Dollar will decline, but the worry is how fast

14 Nov, 2004

The dollar is all but fated to weaken as long as the US current account deficit remains wide, analysts say, but the question that worries traders and policymakers is how fast that decline will be. The dollar has weakened steadily in recent months even as the US economy improves and interest rates rise, bringing its losses since early 2002 to 15 percent against a basket of currencies and more than 30 percent against the euro.
Analysts blame the widening US current account deficit.
As the deficit widens, more dollars must flow into the country in the form of portfolio inflows. If inflows are not large enough to offset the dollars going offshore to buy foreign goods, the dollar will decline.
"The problem with the current account gap is that its financing depends on the whims of others. And that has a high price that must be paid either with a lower dollar or with higher interest rates to attract investors," said Alan Ruskin, research director at 4Cast in New York.
A lower dollar helps exporters but hurts consumers and businesses that import inputs. It also erodes the foreign-currency value of US assets, depressing foreign investment.
For many years, foreign investors and central banks have been willing to finance the gap through purchases of US assets like stocks and bonds.
For many central banks, particularly in Asia, buying US assets has had the bonus of keeping their currencies depressed against the dollar, spurring exports.
But central banks won't pick up the slack forever.
"The Bank of Japan and other Asian countries don't have to keep their currencies artificially weak to the extent that they have been doing in the last year and a half because growth prospects are improving," said Bob Lynch, currency strategist at BNP Paribas in New York.
With the need to prop up their currencies diminishing, the central banks would be more eager to pursue diversification of their portfolios, especially in an environment where a weakening dollar lowers the value of US holdings.
"If everyone thinks the dollar is going to weaken and you have 60 to 90 percent of your reserves held in dollars, maybe you want to shift that reserve balance," said Lynch.
Michael Englund, chief economist at Action Economics, said there were already signs that Japan, a major holder of US securities, was becoming a less willing buyer.
China, meanwhile, was expected to cut dollar holdings as it inches toward a more flexible currency regime than its current policy of pegging its yuan to the dollar.
"If the Chinese and Japanese authorities are willing to accept a weaker dollar, it is unlikely that other central banks will be willing to completely fill the capital account void," said Englund.
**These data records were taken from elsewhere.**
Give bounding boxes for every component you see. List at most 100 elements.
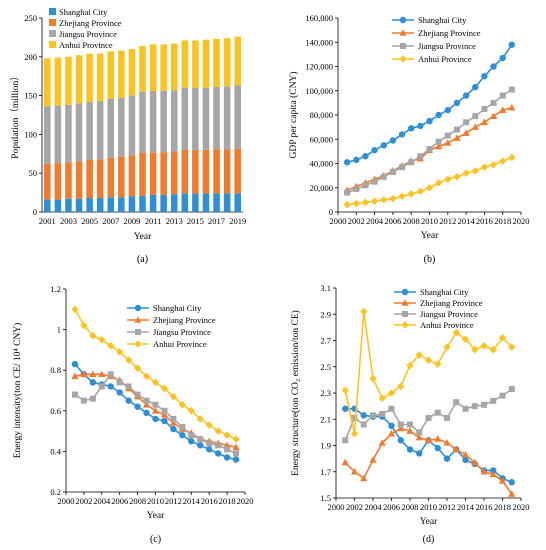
data-point	[179, 431, 186, 439]
x-axis-title: Year	[420, 517, 438, 527]
bar-segment	[44, 163, 51, 200]
data-point	[169, 419, 177, 426]
bar-segment	[192, 193, 199, 212]
data-point	[214, 450, 222, 457]
data-point	[461, 450, 470, 458]
bar-segment	[149, 194, 157, 212]
x-tick-label: 2018	[494, 502, 511, 512]
data-point	[380, 142, 387, 149]
data-point	[387, 429, 396, 437]
data-point	[360, 307, 368, 316]
y-tick-label: 1.2	[50, 284, 61, 294]
data-point	[387, 389, 396, 397]
data-point	[499, 106, 507, 113]
data-point	[435, 111, 442, 119]
x-tick-label: 2018	[219, 496, 236, 506]
data-point	[490, 467, 497, 474]
bar-segment	[149, 44, 157, 91]
data-point	[508, 103, 516, 111]
y-tick-label: 200	[24, 52, 37, 62]
x-tick-label: 2006	[384, 216, 401, 226]
bar-segment	[160, 90, 167, 153]
data-point	[169, 392, 177, 401]
legend-marker	[134, 340, 142, 348]
data-point	[416, 450, 423, 457]
bar-segment	[202, 149, 210, 194]
x-tick-label: 2018	[494, 216, 511, 226]
data-point	[489, 345, 497, 354]
data-point	[490, 99, 497, 106]
data-point	[434, 360, 442, 368]
data-point	[142, 372, 151, 381]
data-point	[125, 397, 132, 404]
bar-segment	[213, 149, 220, 194]
legend-marker	[399, 16, 407, 24]
x-tick-label: 2008	[129, 496, 146, 506]
data-point	[508, 479, 515, 486]
data-point	[160, 384, 169, 393]
data-point	[143, 409, 150, 417]
data-point	[399, 164, 406, 171]
x-tick-label: 2020	[513, 502, 530, 512]
bar-segment	[107, 157, 115, 198]
data-point	[341, 458, 349, 466]
legend-label: Anhui Province	[418, 54, 472, 64]
data-point	[425, 183, 434, 192]
data-point	[341, 386, 349, 395]
bar-segment	[160, 194, 167, 212]
data-point	[215, 442, 222, 449]
data-point	[369, 456, 377, 463]
data-point	[426, 145, 433, 152]
data-point	[232, 443, 240, 451]
data-point	[389, 137, 397, 144]
data-point	[452, 328, 460, 337]
data-point	[489, 470, 497, 478]
data-point	[435, 179, 443, 187]
bar-segment	[234, 148, 241, 194]
y-tick-label: 100	[24, 129, 37, 139]
data-point	[80, 370, 88, 378]
data-point	[406, 361, 414, 370]
y-tick-label: 50	[29, 168, 38, 178]
bar-segment	[128, 196, 136, 212]
bar-segment	[160, 44, 167, 91]
bar-segment	[44, 58, 51, 107]
data-point	[151, 407, 160, 414]
bar-segment	[223, 38, 231, 87]
data-point	[444, 132, 451, 139]
data-point	[71, 305, 79, 314]
y-tick-label: 0	[329, 207, 333, 217]
data-point	[342, 437, 349, 444]
data-point	[389, 194, 397, 203]
x-tick-label: 2002	[75, 496, 92, 506]
y-axis-title: Energy intensity(ton CE/ 10⁴ CNY)	[12, 323, 23, 459]
bar-segment	[223, 86, 231, 150]
bar-segment	[54, 105, 62, 164]
y-tick-label: 1	[57, 325, 61, 335]
y-tick-label: 0.6	[50, 406, 61, 416]
legend-marker	[135, 329, 141, 335]
y-tick-label: 2.3	[320, 388, 331, 398]
x-tick-label: 2020	[237, 496, 254, 506]
data-point	[481, 73, 488, 80]
data-point	[223, 454, 231, 461]
bar-segment	[149, 90, 157, 153]
bar-segment	[96, 53, 104, 102]
data-point	[453, 399, 460, 406]
legend-label: Jiangsu Province	[153, 327, 211, 337]
x-tick-label: 2005	[81, 216, 98, 226]
legend-label: Anhui Province	[59, 40, 113, 50]
data-point	[98, 335, 106, 344]
bar-segment	[170, 194, 178, 212]
legend-marker	[399, 29, 407, 36]
bar-segment	[223, 193, 231, 212]
data-point	[443, 455, 451, 462]
chart-a: 0 50 100 150 200 250 2001 2003 2005 2007 2009 2011 2…	[9, 7, 246, 265]
data-point	[206, 446, 213, 453]
legend-marker	[401, 299, 409, 306]
series-line	[346, 88, 513, 194]
data-point	[134, 364, 142, 372]
x-tick-label: 2012	[439, 502, 456, 512]
bar-segment	[128, 155, 136, 197]
data-point	[452, 445, 460, 453]
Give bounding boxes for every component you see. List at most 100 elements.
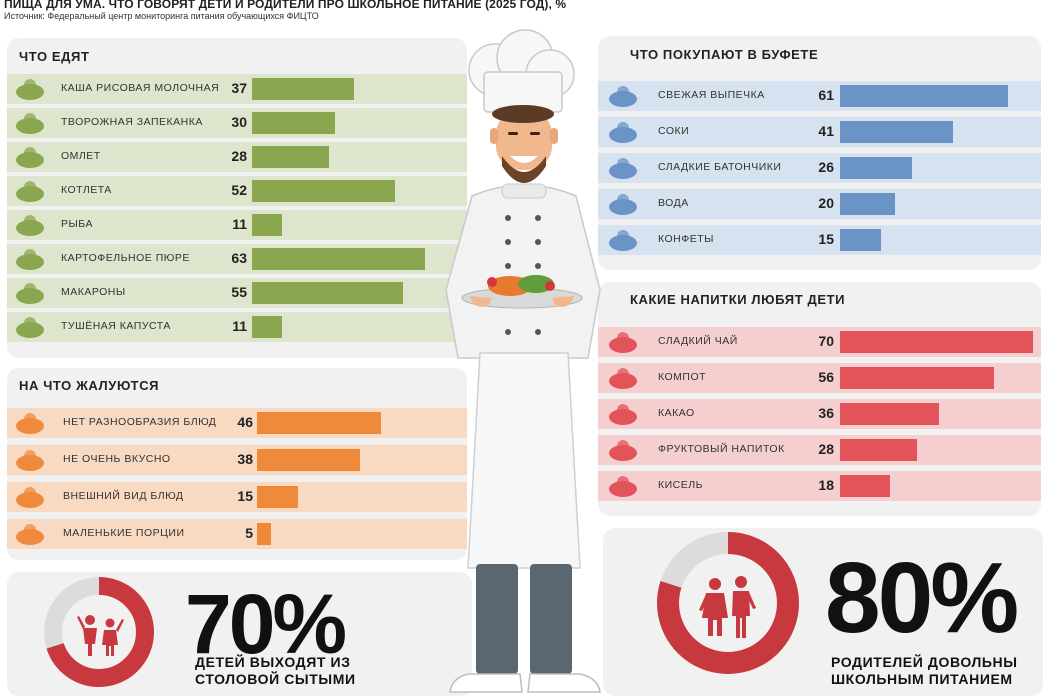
chart-row: РЫБА 11 <box>7 210 467 240</box>
panel-complaints: НА ЧТО ЖАЛУЮТСЯ НЕТ РАЗНООБРАЗИЯ БЛЮД 46 Н… <box>7 368 467 560</box>
chart-row: КИСЕЛЬ 18 <box>598 471 1041 501</box>
bar-label: КАША РИСОВАЯ МОЛОЧНАЯ <box>61 82 220 94</box>
bar-value: 63 <box>231 250 247 266</box>
source-note: Источник: Федеральный центр мониторинга … <box>4 11 319 21</box>
bar <box>257 449 360 471</box>
row-stripe <box>598 399 1041 429</box>
chart-row: СВЕЖАЯ ВЫПЕЧКА 61 <box>598 81 1041 111</box>
chart-row: МАКАРОНЫ 55 <box>7 278 467 308</box>
bar-label: КОТЛЕТА <box>61 184 112 196</box>
bar-value: 61 <box>818 87 834 103</box>
bar-label: КОНФЕТЫ <box>658 233 714 245</box>
donut-arc <box>657 532 799 674</box>
bar-label: ВНЕШНИЙ ВИД БЛЮД <box>63 490 184 502</box>
bar-value: 28 <box>231 148 247 164</box>
chart-row: КАРТОФЕЛЬНОЕ ПЮРЕ 63 <box>7 244 467 274</box>
row-stripe <box>7 142 467 172</box>
bar-value: 41 <box>818 123 834 139</box>
tea-cup-icon <box>606 328 640 356</box>
chart-row: ТУШЁНАЯ КАПУСТА 11 <box>7 312 467 342</box>
row-stripe <box>598 471 1041 501</box>
bar <box>252 112 335 134</box>
bar-value: 46 <box>237 414 253 430</box>
kids-caption-line2: СТОЛОВОЙ СЫТЫМИ <box>195 671 356 687</box>
bar-value: 52 <box>231 182 247 198</box>
chart-row: КОТЛЕТА 52 <box>7 176 467 206</box>
bar-label: МАКАРОНЫ <box>61 286 126 298</box>
chart-row: ВОДА 20 <box>598 189 1041 219</box>
row-stripe <box>598 225 1041 255</box>
row-stripe <box>7 445 467 475</box>
bar-label: КИСЕЛЬ <box>658 479 704 491</box>
bar <box>252 146 329 168</box>
kids-donut-chart <box>44 577 154 687</box>
chef-face <box>490 105 558 183</box>
cocoa-mug-icon <box>606 400 640 428</box>
bar <box>840 331 1033 353</box>
bar <box>840 367 994 389</box>
parents-donut-chart <box>657 532 799 674</box>
mashed-potato-icon <box>13 245 47 273</box>
chart-row: СЛАДКИЕ БАТОНЧИКИ 26 <box>598 153 1041 183</box>
chart-row: КАКАО 36 <box>598 399 1041 429</box>
bar-label: СВЕЖАЯ ВЫПЕЧКА <box>658 89 765 101</box>
plate-icon <box>13 520 47 548</box>
bar <box>252 248 426 270</box>
not-tasty-icon <box>13 446 47 474</box>
bar-label: ОМЛЕТ <box>61 150 101 162</box>
panel-what-they-eat: ЧТО ЕДЯТ КАША РИСОВАЯ МОЛОЧНАЯ 37 ТВОРОЖНА… <box>7 38 467 358</box>
bar-label: СЛАДКИЕ БАТОНЧИКИ <box>658 161 782 173</box>
bar-label: СОКИ <box>658 125 690 137</box>
bar <box>252 316 283 338</box>
bar <box>840 121 953 143</box>
row-stripe <box>7 482 467 512</box>
kids-percent: 70% <box>185 577 347 671</box>
chart-row: СЛАДКИЙ ЧАЙ 70 <box>598 327 1041 357</box>
bar-label: МАЛЕНЬКИЕ ПОРЦИИ <box>63 527 185 539</box>
bar <box>840 193 895 215</box>
bar <box>252 78 354 100</box>
chart-row: НЕТ РАЗНООБРАЗИЯ БЛЮД 46 <box>7 408 467 438</box>
chef-shoes <box>449 673 601 693</box>
bar-label: РЫБА <box>61 218 93 230</box>
bar-value: 30 <box>231 114 247 130</box>
bar-label: ТУШЁНАЯ КАПУСТА <box>61 320 171 332</box>
chef-trousers <box>476 564 572 674</box>
bar-label: КАРТОФЕЛЬНОЕ ПЮРЕ <box>61 252 190 264</box>
row-stripe <box>7 108 467 138</box>
bar-label: НЕ ОЧЕНЬ ВКУСНО <box>63 453 171 465</box>
bar <box>252 282 404 304</box>
bar-value: 20 <box>818 195 834 211</box>
bar-value: 11 <box>232 318 247 334</box>
porridge-bowl-icon <box>13 75 47 103</box>
panel-title: ЧТО ПОКУПАЮТ В БУФЕТЕ <box>630 47 819 62</box>
row-stripe <box>598 435 1041 465</box>
row-stripe <box>7 210 467 240</box>
chart-row: ФРУКТОВЫЙ НАПИТОК 28 <box>598 435 1041 465</box>
food-plate <box>461 275 583 309</box>
bar <box>840 403 939 425</box>
chart-row: МАЛЕНЬКИЕ ПОРЦИИ 5 <box>7 519 467 549</box>
parents-caption-line1: РОДИТЕЛЕЙ ДОВОЛЬНЫ <box>831 654 1018 670</box>
fruit-drink-icon <box>606 436 640 464</box>
bar <box>840 475 890 497</box>
donut-arc <box>44 577 154 687</box>
bar-value: 37 <box>231 80 247 96</box>
panel-kids-stat: 70% ДЕТЕЙ ВЫХОДЯТ ИЗ СТОЛОВОЙ СЫТЫМИ <box>7 572 472 696</box>
chart-row: ОМЛЕТ 28 <box>7 142 467 172</box>
bar <box>257 412 382 434</box>
children-icon <box>77 615 124 656</box>
row-stripe <box>7 519 467 549</box>
bar-label: КОМПОТ <box>658 371 707 383</box>
panel-parents-stat: 80% РОДИТЕЛЕЙ ДОВОЛЬНЫ ШКОЛЬНЫМ ПИТАНИЕМ <box>603 528 1043 696</box>
row-stripe <box>7 74 467 104</box>
bar <box>840 229 882 251</box>
chart-row: КОМПОТ 56 <box>598 363 1041 393</box>
chart-row: КАША РИСОВАЯ МОЛОЧНАЯ 37 <box>7 74 467 104</box>
bar-value: 15 <box>818 231 834 247</box>
row-stripe <box>598 153 1041 183</box>
parents-icon <box>699 576 756 638</box>
kids-caption-line1: ДЕТЕЙ ВЫХОДЯТ ИЗ <box>195 654 351 670</box>
bar-value: 36 <box>818 405 834 421</box>
candy-bar-icon <box>606 154 640 182</box>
The US current account deficit, the broadest measure of US trade because it includes investment flows, was running at a $664 billion annual rate in the second quarter, or nearly 6 percent of gross domestic product.
TOO MUCH, TOO FAST: While the US Treasury has staunchly maintained its strong dollar policy, many international policymakers - as well as some members of the Federal Reserve - have acknowledged that a weak dollar is necessary to right global imbalances.
The worry is that the dollar will fall too fast.
"The concern is that the dollar decline gets so rapid that it becomes a one-way street and undermines the faith in US assets," said Sean Callow, currency strategist at IDEAGlobal in New York.
The composition of the decline also matters.
Up to now, the euro has borne the brunt of the dollar's fall, partly because the currencies of a number of the United State's main trading partners, notably China, are pegged to the dollar or closely managed, a development that has started to trouble European leaders.
"Europe doesn't want a 15 percent trade-weighted decline in the dollar to be a 35 percent decline in the euro and no change in the Chinese yuan," said Callow.
The United States has been pressuring China to liberalise its currency regime.
Slower US growth or faster, domestic-demand led growth among its trade partners would also help cut the US trade gap. But Ruskin of 4Cast said don't count on this.
"If you are looking at the same dollar rate and the same relative growth rates, the US is heading for current account deficits of 7 to 8 percent of GDP. A lot of central bankers have also done this arithmetic, and that's why they have been fairly tolerant of dollar weakness," he said.